В другом ее послании были коррективы к ее автобиографии и такие рекомендации:
«Заменить 9 и 10 страницы. Срочно! Вечером, в четверг, вам позвонят из бюро». (Петра Келли имела в виду, что вечером 1 октября из бюро «зелёных» ее вызовут и она завершит все дела с автобиографией по телефону.)
… Петра постоянно мечтала об одном: выспаться всласть. Придет время, считала Келли, и она, истощенная своими бесконечными делами, уляжется на двое-трое суток, а потом встанет, оденется в домашнюю одежду и весь вечер будет смотреть развлекательные программы по телевидению…
Я заглянул в лист, заправленный в машинку. Это была депеша мюнхенскому адвокату Хартмуту Вэхтлеру. Вверху справа он впечатал дату: 1.10.199… года. Здесь речь шла об интересах лучшей подруги П. Келли – Элеоноре Хайнц, у которой получился досадный инцидент с её шефом, а помочь ей теперь мог только адвокат.
В начале десятой строки письмо внезапно обрывалось следующими словами: «Мы должны…»
«Хох! – шепотом воскликнул я. – Так вот когда его настигла роковая пуля. Где же пистолет?»
Я пошарил лучом фонарика по ступенькам, где распласталось тело генерала, и обнаружил орудие убийства – двухзарядный, верхнего и нижнего боя пистолет «дерринджер» 41-го калибра, за которым прочно закрепилось ироничное название «оружие для идиотов»… Внимательно осмотрев отстрелявшийся пистолет, я положил его на прежнее место.
Понимая, что это не дурной сон, а трагическая явь и жуткие находки еще впереди, я крадучись спустился по ступенькам вниз и направился в спальную комнату. Здесь выпрямился и, переведя дыхание, стал внимательно исследовать дальше – все, что попадалось на моем пути…
Подтвердилось самое худшее. Не пощадили и Келли. Она лежала ничком на кровати – по всей видимости, встретив пулю во сне. Скорее всего, убийцы выжидали, пока Петра, истощенная своими бесконечными делами, уснет как убитая.

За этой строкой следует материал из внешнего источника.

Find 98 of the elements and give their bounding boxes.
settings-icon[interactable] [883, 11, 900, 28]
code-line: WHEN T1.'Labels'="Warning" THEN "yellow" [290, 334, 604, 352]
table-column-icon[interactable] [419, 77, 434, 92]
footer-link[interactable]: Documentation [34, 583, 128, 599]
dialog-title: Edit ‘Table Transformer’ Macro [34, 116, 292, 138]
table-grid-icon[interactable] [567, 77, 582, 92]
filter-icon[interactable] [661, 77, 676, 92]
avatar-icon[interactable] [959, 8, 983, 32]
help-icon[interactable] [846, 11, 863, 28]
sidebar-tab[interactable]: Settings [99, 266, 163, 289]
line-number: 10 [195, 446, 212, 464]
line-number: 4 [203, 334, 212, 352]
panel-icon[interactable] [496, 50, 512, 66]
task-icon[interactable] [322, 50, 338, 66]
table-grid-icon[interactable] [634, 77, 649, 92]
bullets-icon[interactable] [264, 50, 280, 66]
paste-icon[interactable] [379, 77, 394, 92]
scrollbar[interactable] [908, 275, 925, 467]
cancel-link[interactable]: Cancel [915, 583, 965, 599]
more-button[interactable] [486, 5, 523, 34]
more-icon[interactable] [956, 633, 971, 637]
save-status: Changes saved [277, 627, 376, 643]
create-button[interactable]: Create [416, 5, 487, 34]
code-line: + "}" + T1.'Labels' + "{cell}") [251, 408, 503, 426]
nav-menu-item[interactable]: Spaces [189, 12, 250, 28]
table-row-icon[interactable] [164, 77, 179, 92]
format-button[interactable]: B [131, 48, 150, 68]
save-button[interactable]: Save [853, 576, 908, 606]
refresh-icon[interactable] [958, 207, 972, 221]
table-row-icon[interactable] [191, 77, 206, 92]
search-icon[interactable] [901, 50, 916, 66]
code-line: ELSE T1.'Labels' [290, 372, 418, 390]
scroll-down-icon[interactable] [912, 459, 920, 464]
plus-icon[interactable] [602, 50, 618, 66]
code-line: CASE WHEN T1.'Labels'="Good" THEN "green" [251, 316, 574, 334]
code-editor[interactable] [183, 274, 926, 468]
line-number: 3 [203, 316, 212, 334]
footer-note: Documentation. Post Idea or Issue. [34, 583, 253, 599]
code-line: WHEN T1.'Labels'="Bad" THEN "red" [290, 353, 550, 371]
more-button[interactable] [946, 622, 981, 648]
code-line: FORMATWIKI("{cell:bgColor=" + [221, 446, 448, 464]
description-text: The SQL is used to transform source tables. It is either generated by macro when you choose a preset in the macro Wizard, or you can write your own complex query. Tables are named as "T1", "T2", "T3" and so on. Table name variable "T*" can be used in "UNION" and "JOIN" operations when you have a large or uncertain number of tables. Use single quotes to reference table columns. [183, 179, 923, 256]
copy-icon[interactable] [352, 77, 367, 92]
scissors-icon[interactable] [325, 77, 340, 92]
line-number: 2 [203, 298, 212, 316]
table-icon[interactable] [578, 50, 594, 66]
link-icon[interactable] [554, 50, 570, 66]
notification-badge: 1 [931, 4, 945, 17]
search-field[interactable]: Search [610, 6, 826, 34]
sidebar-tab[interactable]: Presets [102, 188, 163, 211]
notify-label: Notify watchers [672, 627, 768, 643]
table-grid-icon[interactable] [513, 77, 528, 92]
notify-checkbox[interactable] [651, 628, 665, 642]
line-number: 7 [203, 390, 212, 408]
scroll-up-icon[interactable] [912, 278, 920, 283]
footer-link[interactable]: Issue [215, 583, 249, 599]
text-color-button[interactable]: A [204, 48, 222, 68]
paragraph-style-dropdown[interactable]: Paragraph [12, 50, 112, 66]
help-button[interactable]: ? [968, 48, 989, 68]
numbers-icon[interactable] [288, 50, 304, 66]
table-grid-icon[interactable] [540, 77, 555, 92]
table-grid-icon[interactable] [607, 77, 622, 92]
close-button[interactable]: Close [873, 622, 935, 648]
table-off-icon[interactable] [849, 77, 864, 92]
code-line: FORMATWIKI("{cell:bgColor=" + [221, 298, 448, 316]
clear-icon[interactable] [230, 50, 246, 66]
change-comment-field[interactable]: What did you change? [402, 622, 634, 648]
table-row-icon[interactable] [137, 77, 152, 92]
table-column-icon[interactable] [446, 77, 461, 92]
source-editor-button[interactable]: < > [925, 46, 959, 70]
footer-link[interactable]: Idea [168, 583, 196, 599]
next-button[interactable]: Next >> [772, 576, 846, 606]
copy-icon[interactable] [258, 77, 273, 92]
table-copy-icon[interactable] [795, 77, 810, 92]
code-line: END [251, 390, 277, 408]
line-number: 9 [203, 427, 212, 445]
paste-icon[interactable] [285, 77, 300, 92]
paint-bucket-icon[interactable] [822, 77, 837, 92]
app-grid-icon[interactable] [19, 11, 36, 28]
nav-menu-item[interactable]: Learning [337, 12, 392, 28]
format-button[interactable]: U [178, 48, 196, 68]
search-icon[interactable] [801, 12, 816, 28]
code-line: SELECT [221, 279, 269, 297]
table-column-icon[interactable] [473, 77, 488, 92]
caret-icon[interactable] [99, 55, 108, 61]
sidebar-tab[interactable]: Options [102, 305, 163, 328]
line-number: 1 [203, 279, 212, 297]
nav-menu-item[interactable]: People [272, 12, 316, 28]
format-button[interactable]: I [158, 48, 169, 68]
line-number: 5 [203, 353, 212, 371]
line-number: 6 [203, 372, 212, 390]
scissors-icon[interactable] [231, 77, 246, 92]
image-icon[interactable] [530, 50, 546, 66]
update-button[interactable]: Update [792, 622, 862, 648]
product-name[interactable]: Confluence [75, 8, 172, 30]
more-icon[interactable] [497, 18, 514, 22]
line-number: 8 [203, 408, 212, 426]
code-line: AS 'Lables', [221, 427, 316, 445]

Ее контактные линзы, как и прежде, покоились на чистеньком ночном столике в специальном сосуде, рядом – кольцо и часы. А внизу, у кровати, остался раскрытым конспект с ее последней лекцией «Письма Гёте к госпоже фон Штайн»…
Тяжелый запах гниения я уже не ощущал, мое обоняние притупилось.
Итак, трагедия произошла более недели назад, скорее всего ночью – с 30 сентября на 1 октября…
Мне сразу же нарисовалась возможная картина случившегося. Пистолет генерала они извлекли из книжного шкафа, тот находился на первом этаже, рядом со спальней. Для антуража часть вещей и книг разбросали по ступенькам, ведущим в небольшой рабочий кабинет генерала. А пустить в ход оружие было делом техники… Пока одни наемники расправлялись с Петрой, другие уже «работали» с Гердом Бастианом. Они убили его после того, как с Келли было покончено. Добили второй пулей из его же пистолета выстрелом в голову. Причем заставили держать руки на лбу, чтобы на них осталась пороховая гарь.
Вероятно, он пытался оказать сопротивление… Но что мог сделать старый человек, да еще на костылях, против профессиональных убийц?
Падая, генерал увлек за собой полку с книгами, которые рассыпались, как домино. Кстати, на высоте его головы была кнопка пожарной сигнализации. Он мог бы надавить ее затылком. Но – увы! – кнопка не была нажата…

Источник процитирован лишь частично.